【6月2日】やはり「努力」
- 公開日
- 2023/06/02
- 更新日
- 2023/06/02
校長のひとりごと
将棋の藤井聡太六冠が昨日、「名人戦7番勝負第5局」で渡辺明名人を破って、4勝1敗で「名人」のタイトルを初獲得して、「史上最年少名人」と「史上最年少7冠」を達成したとのニュースが報道されていました。残るタイトルは「王座」のみとなり、これを獲得すると初の八冠制覇となります。
今朝の西日本新聞の記事によると、藤井聡太さんは小学4年生のとき、「自己紹介カード」に「名人をこす」と将来の夢を書いていたそうです。この「名人」という称号は、江戸時代から続く最も歴史あるものだそう。しかも、名人戦に挑戦できるのは、最上位のA級から5クラスあるリーグ戦ですべて優勝して挑戦権が得られるそうです。1クラスのリーグ戦が約1年間。それで優勝し次のクラスで1年間…。そう考えると最短でも約5年間はかかるということになります。藤井聡太さんであっても、名人戦の挑戦権を得るまでに6年かかったそうです。小学生からの夢「名人をこす」を達成し、ついに「八冠」への王手。わずか20歳にして棋界のレジェンド、羽生善治さんと肩を並べ、とてつもないスピードで進化を続けている藤井聡太さんには、誰しもが驚かされます。
藤井さんより前に「名人」最年少記録をもっておられた谷川浩司さんは、藤井さんのことについて次のように語られています。
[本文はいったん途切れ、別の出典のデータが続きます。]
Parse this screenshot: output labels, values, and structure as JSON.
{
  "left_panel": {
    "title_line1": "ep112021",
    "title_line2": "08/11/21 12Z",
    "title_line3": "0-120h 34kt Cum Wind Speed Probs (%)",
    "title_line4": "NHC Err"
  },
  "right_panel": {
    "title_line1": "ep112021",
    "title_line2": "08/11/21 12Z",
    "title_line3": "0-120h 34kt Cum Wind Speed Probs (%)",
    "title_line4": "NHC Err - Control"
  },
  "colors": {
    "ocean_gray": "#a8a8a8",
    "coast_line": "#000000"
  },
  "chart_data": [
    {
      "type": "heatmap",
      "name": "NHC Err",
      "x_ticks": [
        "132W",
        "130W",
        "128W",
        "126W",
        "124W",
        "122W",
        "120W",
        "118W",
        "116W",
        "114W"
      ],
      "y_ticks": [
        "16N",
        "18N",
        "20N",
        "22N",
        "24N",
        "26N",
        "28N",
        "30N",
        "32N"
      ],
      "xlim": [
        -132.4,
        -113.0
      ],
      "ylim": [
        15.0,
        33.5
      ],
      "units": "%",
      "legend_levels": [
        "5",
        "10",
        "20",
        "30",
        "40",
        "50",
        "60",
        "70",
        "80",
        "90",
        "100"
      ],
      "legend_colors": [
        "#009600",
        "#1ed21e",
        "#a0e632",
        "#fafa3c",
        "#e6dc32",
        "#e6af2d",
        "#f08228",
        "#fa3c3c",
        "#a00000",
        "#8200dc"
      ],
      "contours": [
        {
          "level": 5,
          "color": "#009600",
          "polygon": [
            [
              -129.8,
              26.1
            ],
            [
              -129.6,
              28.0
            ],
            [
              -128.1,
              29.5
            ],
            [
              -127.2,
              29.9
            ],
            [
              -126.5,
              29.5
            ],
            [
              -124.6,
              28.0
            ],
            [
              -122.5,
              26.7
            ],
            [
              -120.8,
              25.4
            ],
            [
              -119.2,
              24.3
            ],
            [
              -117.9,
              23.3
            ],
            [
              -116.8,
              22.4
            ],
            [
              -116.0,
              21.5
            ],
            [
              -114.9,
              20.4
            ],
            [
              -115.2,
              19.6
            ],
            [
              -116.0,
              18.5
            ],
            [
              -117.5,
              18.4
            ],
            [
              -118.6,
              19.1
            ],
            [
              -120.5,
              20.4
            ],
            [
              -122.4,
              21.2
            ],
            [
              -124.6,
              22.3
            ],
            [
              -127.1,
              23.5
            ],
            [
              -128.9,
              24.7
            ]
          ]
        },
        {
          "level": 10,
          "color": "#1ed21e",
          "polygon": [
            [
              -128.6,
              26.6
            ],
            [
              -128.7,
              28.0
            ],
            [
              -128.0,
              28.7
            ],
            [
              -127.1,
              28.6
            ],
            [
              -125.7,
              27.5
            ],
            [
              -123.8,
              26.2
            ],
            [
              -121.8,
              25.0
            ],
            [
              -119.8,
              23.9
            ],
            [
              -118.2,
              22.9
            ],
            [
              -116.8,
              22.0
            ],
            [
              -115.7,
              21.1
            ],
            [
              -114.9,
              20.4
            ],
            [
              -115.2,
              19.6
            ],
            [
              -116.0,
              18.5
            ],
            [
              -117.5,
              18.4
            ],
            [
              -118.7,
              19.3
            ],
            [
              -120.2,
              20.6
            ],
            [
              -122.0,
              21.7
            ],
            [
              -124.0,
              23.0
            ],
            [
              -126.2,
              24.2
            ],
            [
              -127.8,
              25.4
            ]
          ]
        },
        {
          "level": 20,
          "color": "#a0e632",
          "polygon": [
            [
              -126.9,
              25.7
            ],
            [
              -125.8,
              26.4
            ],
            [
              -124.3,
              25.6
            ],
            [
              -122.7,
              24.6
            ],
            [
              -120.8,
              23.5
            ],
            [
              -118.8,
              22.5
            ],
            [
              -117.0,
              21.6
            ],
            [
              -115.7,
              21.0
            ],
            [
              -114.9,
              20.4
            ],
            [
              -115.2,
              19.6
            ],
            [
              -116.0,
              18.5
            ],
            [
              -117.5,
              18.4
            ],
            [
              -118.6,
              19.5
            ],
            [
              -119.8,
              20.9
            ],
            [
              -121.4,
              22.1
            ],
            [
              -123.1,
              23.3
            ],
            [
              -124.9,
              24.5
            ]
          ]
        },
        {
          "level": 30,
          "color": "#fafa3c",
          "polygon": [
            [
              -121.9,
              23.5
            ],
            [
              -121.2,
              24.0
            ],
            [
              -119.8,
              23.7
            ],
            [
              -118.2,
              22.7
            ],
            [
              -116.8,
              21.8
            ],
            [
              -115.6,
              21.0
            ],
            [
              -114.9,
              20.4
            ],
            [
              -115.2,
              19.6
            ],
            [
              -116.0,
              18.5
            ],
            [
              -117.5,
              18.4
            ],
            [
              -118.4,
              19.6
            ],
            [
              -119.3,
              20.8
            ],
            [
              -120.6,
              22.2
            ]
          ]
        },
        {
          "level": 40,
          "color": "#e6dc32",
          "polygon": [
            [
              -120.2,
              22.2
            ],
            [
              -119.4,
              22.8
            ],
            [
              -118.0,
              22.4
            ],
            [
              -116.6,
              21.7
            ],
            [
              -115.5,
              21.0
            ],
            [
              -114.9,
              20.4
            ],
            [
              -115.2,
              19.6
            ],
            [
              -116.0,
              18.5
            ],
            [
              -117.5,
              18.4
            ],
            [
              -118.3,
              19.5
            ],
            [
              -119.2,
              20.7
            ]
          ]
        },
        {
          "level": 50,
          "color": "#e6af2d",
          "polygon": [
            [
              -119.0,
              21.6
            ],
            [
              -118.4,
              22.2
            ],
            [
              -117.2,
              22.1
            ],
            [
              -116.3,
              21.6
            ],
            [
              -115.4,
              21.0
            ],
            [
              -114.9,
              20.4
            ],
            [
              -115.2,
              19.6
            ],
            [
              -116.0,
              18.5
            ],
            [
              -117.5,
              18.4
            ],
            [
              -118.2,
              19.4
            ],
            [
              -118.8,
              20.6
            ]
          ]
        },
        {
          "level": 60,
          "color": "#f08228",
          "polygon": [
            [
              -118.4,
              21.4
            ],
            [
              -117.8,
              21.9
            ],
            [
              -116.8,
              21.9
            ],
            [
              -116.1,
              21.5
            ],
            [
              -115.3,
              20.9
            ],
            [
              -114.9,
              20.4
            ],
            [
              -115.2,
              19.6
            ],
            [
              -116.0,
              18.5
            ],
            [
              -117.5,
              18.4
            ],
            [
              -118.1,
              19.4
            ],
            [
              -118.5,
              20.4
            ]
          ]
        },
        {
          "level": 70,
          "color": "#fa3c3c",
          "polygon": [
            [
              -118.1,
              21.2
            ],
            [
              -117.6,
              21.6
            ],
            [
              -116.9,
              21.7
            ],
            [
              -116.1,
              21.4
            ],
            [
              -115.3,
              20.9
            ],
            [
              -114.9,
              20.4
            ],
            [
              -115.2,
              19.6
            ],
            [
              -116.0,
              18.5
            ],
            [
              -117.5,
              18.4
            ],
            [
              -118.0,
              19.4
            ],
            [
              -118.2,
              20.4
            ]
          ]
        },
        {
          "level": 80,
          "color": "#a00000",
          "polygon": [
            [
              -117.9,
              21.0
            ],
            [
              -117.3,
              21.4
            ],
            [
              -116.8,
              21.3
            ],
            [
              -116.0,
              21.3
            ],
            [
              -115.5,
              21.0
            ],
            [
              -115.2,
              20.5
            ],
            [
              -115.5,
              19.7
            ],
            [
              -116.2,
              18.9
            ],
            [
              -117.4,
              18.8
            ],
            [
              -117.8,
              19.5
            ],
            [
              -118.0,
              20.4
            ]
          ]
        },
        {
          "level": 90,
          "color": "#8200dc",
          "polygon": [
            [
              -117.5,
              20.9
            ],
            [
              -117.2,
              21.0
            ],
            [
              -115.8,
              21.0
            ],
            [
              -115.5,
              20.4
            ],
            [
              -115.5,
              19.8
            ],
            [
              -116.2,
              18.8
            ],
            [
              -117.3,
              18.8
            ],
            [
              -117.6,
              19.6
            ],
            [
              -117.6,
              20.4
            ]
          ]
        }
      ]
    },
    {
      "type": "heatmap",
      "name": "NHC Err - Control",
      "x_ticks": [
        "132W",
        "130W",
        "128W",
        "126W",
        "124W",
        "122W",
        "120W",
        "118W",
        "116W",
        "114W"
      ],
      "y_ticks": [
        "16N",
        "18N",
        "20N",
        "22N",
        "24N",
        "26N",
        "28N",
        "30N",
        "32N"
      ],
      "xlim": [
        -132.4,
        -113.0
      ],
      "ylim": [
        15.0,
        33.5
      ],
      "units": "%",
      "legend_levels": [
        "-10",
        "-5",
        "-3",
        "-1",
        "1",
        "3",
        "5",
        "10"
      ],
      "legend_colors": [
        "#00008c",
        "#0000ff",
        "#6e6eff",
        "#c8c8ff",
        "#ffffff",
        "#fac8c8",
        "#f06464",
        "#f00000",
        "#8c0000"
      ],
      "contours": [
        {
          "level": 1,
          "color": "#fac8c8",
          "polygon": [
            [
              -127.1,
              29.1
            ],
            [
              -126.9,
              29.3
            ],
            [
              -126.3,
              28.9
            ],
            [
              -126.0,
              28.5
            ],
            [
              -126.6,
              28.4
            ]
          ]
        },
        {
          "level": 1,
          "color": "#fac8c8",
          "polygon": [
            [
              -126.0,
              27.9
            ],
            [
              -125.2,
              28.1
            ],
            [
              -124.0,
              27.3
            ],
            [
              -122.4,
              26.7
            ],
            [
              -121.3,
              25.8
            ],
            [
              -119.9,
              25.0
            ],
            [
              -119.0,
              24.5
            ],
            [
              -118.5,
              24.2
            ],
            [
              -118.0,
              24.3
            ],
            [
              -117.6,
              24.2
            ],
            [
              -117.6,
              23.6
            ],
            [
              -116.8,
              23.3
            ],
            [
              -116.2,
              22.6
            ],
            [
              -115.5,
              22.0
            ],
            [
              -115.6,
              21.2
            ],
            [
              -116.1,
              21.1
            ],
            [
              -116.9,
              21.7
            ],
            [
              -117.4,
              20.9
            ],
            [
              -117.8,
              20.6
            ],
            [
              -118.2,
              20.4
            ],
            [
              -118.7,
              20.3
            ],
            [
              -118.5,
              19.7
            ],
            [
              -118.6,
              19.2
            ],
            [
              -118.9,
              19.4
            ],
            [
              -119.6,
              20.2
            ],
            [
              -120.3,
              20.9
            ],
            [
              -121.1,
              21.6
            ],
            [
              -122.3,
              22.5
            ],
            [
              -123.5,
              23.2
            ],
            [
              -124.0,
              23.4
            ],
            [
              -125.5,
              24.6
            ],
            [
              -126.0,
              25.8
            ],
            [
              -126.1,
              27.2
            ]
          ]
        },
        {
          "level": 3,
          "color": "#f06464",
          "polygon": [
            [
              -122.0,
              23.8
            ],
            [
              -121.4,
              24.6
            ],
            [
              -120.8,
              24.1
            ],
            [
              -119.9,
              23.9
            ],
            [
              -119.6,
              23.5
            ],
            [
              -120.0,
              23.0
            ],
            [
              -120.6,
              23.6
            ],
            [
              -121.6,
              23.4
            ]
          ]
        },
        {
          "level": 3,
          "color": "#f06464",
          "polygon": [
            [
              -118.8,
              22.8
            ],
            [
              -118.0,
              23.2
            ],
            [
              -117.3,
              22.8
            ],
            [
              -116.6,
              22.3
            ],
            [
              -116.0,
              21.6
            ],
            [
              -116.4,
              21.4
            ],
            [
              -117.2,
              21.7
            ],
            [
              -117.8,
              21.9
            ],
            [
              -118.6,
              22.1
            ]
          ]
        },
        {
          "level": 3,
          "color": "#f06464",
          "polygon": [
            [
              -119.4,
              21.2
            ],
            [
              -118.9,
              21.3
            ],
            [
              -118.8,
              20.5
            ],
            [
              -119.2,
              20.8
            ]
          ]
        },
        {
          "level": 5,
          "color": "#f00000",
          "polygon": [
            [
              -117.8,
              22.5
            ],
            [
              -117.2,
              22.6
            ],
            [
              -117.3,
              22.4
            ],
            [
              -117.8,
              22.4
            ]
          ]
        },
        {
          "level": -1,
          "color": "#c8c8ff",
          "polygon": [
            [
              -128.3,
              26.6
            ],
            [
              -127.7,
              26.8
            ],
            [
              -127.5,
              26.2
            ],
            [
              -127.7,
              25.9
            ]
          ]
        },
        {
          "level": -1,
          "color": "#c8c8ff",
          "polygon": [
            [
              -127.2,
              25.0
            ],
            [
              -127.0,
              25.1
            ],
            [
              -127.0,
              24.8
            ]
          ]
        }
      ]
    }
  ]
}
藤井さんはAI(人工知能)で強くなったわけではない。もちろん、全棋士がAIを駆使して研究を進める中で、藤井さんの分析力と吸収力が優れていることは間違いない。ただそれよりも、実践の未知の局面、答えの出ない難解な局面で、自分の力だけで考え抜いたその積み重ねで圧倒的な力をつけてきたのである。今期の名人戦、渡辺明名人も出来が悪かったわけではない。令和に入り、平成までの人間の常識・読み・感覚と、AIのそれを融合させることにより、トップ棋士の実力は明らかに伸びている。ただ、藤井さんの進化は他の棋士の倍以上である。特にこのところの藤井将棋は、感覚に頼るところもなく全ての変化を読み切ろうとする凄みさえ感じる。…(後略)…
私は将棋のことについては、ほとんどわからない状況ではありますが、若干20歳の若者が、レジェンドをはじめとする数々の強敵を次々に破っていることに驚かされます。100手先までを考え、読んで、一手をさすと言われるプロ棋士の世界。最先端のAIをも越えるほどの読みや研ぎ澄まされた感覚と頭脳。それもきっと藤井さんのたゆまない努力のたまものだと私は思います。昨日のひとりごとと繋がりますが、やはり、「努力」なんでしょうね!
それともう一つ、藤井さんのインタビューやコメントからわかる「向上心(または、悔しがる力)」や「謙虚さ」も強さの秘訣なのだと思います。